The conversation then turned to the local fauna. "The domestication of the tapirs is our next great challenge," Ubirajara commented. "They are magnificent animals, but extremely stubborn and require a considerable amount of food. If we can train them for carrying cargo and even as mounts in swampy terrain, our logistics will be unbeatable. The benefit of the meat and the thick leather is also incalculable, but we will need vast enclosures and a lot of patience."

He also mentioned the start of research into metallurgy, looking for the right kinds of stones that indicated the presence of metals.

Ubirajara knew that if progress continued at that rate, the village would stop being just a cluster of hunters and gatherers to become the largest Tupi settlement in the region, potentially evolving into a true city-state.

To consolidate this expansion, he began to plan an ambitious expedition. They needed to create a detailed map of the region, identifying all the villages of the Tupi-Guarani complex and seeking a safe route that would lead them to the ocean.

The ocean was the final goal, the frontier they needed to know before any invader did.

At the end of the afternoon, Ubirajara found Tainá by the river. They played in the shallow waters, laughing and forgetting for a moment the responsibilities of leadership.
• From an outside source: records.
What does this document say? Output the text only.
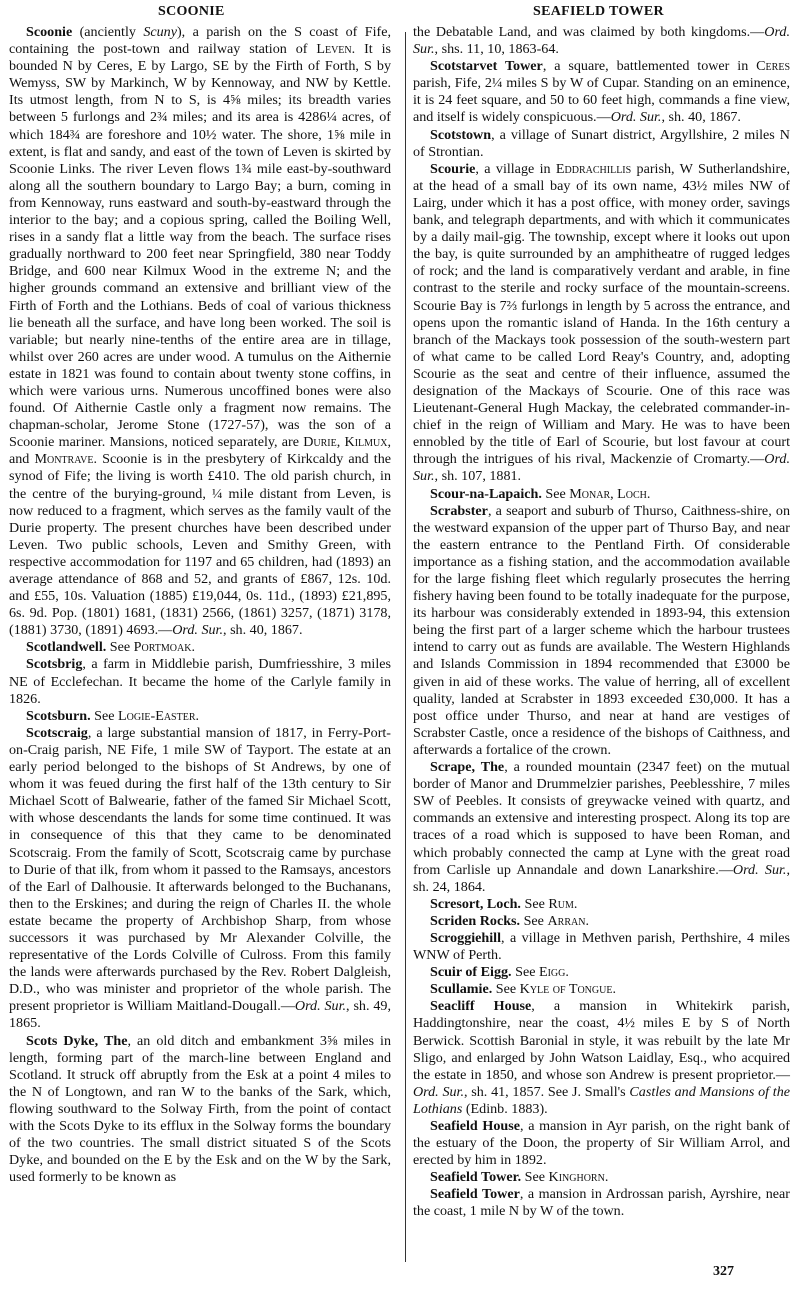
SCOONIE	SEAFIELD TOWER

Scoonie (anciently Scuny), a parish on the S coast of Fife, containing the post-town and railway station of Leven. It is bounded N by Ceres, E by Largo, SE by the Firth of Forth, S by Wemyss, SW by Markinch, W by Kennoway, and NW by Kettle. Its utmost length, from N to S, is 4⅝ miles; its breadth varies between 5 furlongs and 2¾ miles; and its area is 4286¼ acres, of which 184¾ are foreshore and 10½ water. The shore, 1⅝ mile in extent, is flat and sandy, and east of the town of Leven is skirted by Scoonie Links. The river Leven flows 1¾ mile east-by-southward along all the southern boundary to Largo Bay; a burn, coming in from Kennoway, runs eastward and south-by-eastward through the interior to the bay; and a copious spring, called the Boiling Well, rises in a sandy flat a little way from the beach. The surface rises gradually northward to 200 feet near Springfield, 380 near Toddy Bridge, and 600 near Kilmux Wood in the extreme N; and the higher grounds command an extensive and brilliant view of the Firth of Forth and the Lothians. Beds of coal of various thickness lie beneath all the surface, and have long been worked. The soil is variable; but nearly nine-tenths of the entire area are in tillage, whilst over 260 acres are under wood. A tumulus on the Aithernie estate in 1821 was found to contain about twenty stone coffins, in which were various urns. Numerous uncoffined bones were also found. Of Aithernie Castle only a fragment now remains. The chapman-scholar, Jerome Stone (1727-57), was the son of a Scoonie mariner. Mansions, noticed separately, are Durie, Kilmux, and Montrave. Scoonie is in the presbytery of Kirkcaldy and the synod of Fife; the living is worth £410. The old parish church, in the centre of the burying-ground, ¼ mile distant from Leven, is now reduced to a fragment, which serves as the family vault of the Durie property. The present churches have been described under Leven. Two public schools, Leven and Smithy Green, with respective accommodation for 1197 and 65 children, had (1893) an average attendance of 868 and 52, and grants of £867, 12s. 10d. and £55, 10s. Valuation (1885) £19,044, 0s. 11d., (1893) £21,895, 6s. 9d. Pop. (1801) 1681, (1831) 2566, (1861) 3257, (1871) 3178, (1881) 3730, (1891) 4693.—Ord. Sur., sh. 40, 1867.

Scotlandwell. See Portmoak.

Scotsbrig, a farm in Middlebie parish, Dumfriesshire, 3 miles NE of Ecclefechan. It became the home of the Carlyle family in 1826.

Scotsburn. See Logie-Easter.

Scotscraig, a large substantial mansion of 1817, in Ferry-Port-on-Craig parish, NE Fife, 1 mile SW of Tayport. The estate at an early period belonged to the bishops of St Andrews, by one of whom it was feued during the first half of the 13th century to Sir Michael Scott of Balwearie, father of the famed Sir Michael Scott, with whose descendants the lands for some time continued. It was in consequence of this that they came to be denominated Scotscraig. From the family of Scott, Scotscraig came by purchase to Durie of that ilk, from whom it passed to the Ramsays, ancestors of the Earl of Dalhousie. It afterwards belonged to the Buchanans, then to the Erskines; and during the reign of Charles II. the whole estate became the property of Archbishop Sharp, from whose successors it was purchased by Mr Alexander Colville, the representative of the Lords Colville of Culross. From this family the lands were afterwards purchased by the Rev. Robert Dalgleish, D.D., who was minister and proprietor of the whole parish. The present proprietor is William Maitland-Dougall.—Ord. Sur., sh. 49, 1865.

Scots Dyke, The, an old ditch and embankment 3⅝ miles in length, forming part of the march-line between England and Scotland. It struck off abruptly from the Esk at a point 4 miles to the N of Longtown, and ran W to the banks of the Sark, which, flowing southward to the Solway Firth, from the point of contact with the Scots Dyke to its efflux in the Solway forms the boundary of the two countries. The small district situated S of the Scots Dyke, and bounded on the E by the Esk and on the W by the Sark, used formerly to be known as

the Debatable Land, and was claimed by both kingdoms.—Ord. Sur., shs. 11, 10, 1863-64.

Scotstarvet Tower, a square, battlemented tower in Ceres parish, Fife, 2¼ miles S by W of Cupar. Standing on an eminence, it is 24 feet square, and 50 to 60 feet high, commands a fine view, and itself is widely conspicuous.—Ord. Sur., sh. 40, 1867.

Scotstown, a village of Sunart district, Argyllshire, 2 miles N of Strontian.

Scourie, a village in Eddrachillis parish, W Sutherlandshire, at the head of a small bay of its own name, 43½ miles NW of Lairg, under which it has a post office, with money order, savings bank, and telegraph departments, and with which it communicates by a daily mail-gig. The township, except where it looks out upon the bay, is quite surrounded by an amphitheatre of rugged ledges of rock; and the land is comparatively verdant and arable, in fine contrast to the sterile and rocky surface of the mountain-screens. Scourie Bay is 7⅔ furlongs in length by 5 across the entrance, and opens upon the romantic island of Handa. In the 16th century a branch of the Mackays took possession of the south-western part of what came to be called Lord Reay's Country, and, adopting Scourie as the seat and centre of their influence, assumed the designation of the Mackays of Scourie. One of this race was Lieutenant-General Hugh Mackay, the celebrated commander-in-chief in the reign of William and Mary. He was to have been ennobled by the title of Earl of Scourie, but lost favour at court through the intrigues of his rival, Mackenzie of Cromarty.—Ord. Sur., sh. 107, 1881.

Scour-na-Lapaich. See Monar, Loch.

Scrabster, a seaport and suburb of Thurso, Caithness-shire, on the westward expansion of the upper part of Thurso Bay, and near the eastern entrance to the Pentland Firth. Of considerable importance as a fishing station, and the accommodation available for the large fishing fleet which regularly prosecutes the herring fishery having been found to be totally inadequate for the purpose, its harbour was considerably extended in 1893-94, this extension being the first part of a larger scheme which the harbour trustees intend to carry out as funds are available. The Western Highlands and Islands Commission in 1894 recommended that £3000 be given in aid of these works. The value of herring, all of excellent quality, landed at Scrabster in 1893 exceeded £30,000. It has a post office under Thurso, and near at hand are vestiges of Scrabster Castle, once a residence of the bishops of Caithness, and afterwards a fortalice of the crown.

Scrape, The, a rounded mountain (2347 feet) on the mutual border of Manor and Drummelzier parishes, Peeblesshire, 7 miles SW of Peebles. It consists of greywacke veined with quartz, and commands an extensive and interesting prospect. Along its top are traces of a road which is supposed to have been Roman, and which probably connected the camp at Lyne with the great road from Carlisle up Annandale and down Lanarkshire.—Ord. Sur., sh. 24, 1864.

Scresort, Loch. See Rum.

Scriden Rocks. See Arran.

Scroggiehill, a village in Methven parish, Perthshire, 4 miles WNW of Perth.

Scuir of Eigg. See Eigg.

Scullamie. See Kyle of Tongue.

Seacliff House, a mansion in Whitekirk parish, Haddingtonshire, near the coast, 4½ miles E by S of North Berwick. Scottish Baronial in style, it was rebuilt by the late Mr Sligo, and enlarged by John Watson Laidlay, Esq., who acquired the estate in 1850, and whose son Andrew is present proprietor.—Ord. Sur., sh. 41, 1857. See J. Small's Castles and Mansions of the Lothians (Edinb. 1883).

Seafield House, a mansion in Ayr parish, on the right bank of the estuary of the Doon, the property of Sir William Arrol, and erected by him in 1892.

Seafield Tower. See Kinghorn.

Seafield Tower, a mansion in Ardrossan parish, Ayrshire, near the coast, 1 mile N by W of the town.

327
While resting on the sand, they watched a group of tapirs playing in the water, diving and stirring up the bottom of the river.

Ubirajara noticed how the fish followed the animals to eat what was stirred up from the bed.
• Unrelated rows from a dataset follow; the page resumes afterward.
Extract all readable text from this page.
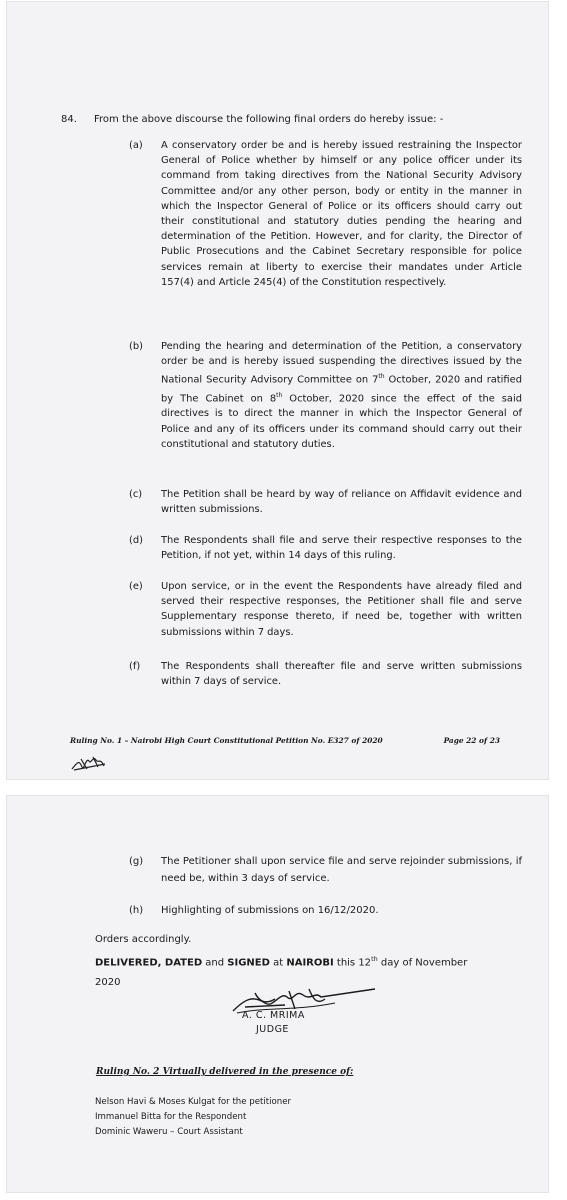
84. From the above discourse the following final orders do hereby issue: -
(a) A conservatory order be and is hereby issued restraining the Inspector General of Police whether by himself or any police officer under its command from taking directives from the National Security Advisory Committee and/or any other person, body or entity in the manner in which the Inspector General of Police or its officers should carry out their constitutional and statutory duties pending the hearing and determination of the Petition. However, and for clarity, the Director of Public Prosecutions and the Cabinet Secretary responsible for police services remain at liberty to exercise their mandates under Article 157(4) and Article 245(4) of the Constitution respectively.
(b) Pending the hearing and determination of the Petition, a conservatory order be and is hereby issued suspending the directives issued by the National Security Advisory Committee on 7th October, 2020 and ratified by The Cabinet on 8th October, 2020 since the effect of the said directives is to direct the manner in which the Inspector General of Police and any of its officers under its command should carry out their constitutional and statutory duties.
(c) The Petition shall be heard by way of reliance on Affidavit evidence and written submissions.
(d) The Respondents shall file and serve their respective responses to the Petition, if not yet, within 14 days of this ruling.
(e) Upon service, or in the event the Respondents have already filed and served their respective responses, the Petitioner shall file and serve Supplementary response thereto, if need be, together with written submissions within 7 days.
(f) The Respondents shall thereafter file and serve written submissions within 7 days of service.
Ruling No. 1 – Nairobi High Court Constitutional Petition No. E327 of 2020	Page 22 of 23
(g) The Petitioner shall upon service file and serve rejoinder submissions, if need be, within 3 days of service.
(h) Highlighting of submissions on 16/12/2020.
Orders accordingly.
DELIVERED, DATED and SIGNED at NAIROBI this 12th day of November
2020
A. C. MRIMA
JUDGE
Ruling No. 2 Virtually delivered in the presence of:
Nelson Havi & Moses Kulgat for the petitioner
Immanuel Bitta for the Respondent
Dominic Waweru – Court Assistant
"Look, Tainá, nature shows us the way. If we create fenced areas in the river itself, we can control the feeding of the fish and always have them at hand. We can do aquaculture right here," he said, his eyes shining at yet another possibility for innovation.

The day ended with the sight of the first batches of adobe bricks completely dry and stacked. The foundations of the community center were already marked on the ground, and the construction plans were officially beginning.

The seed of the Tupi city-state had been planted.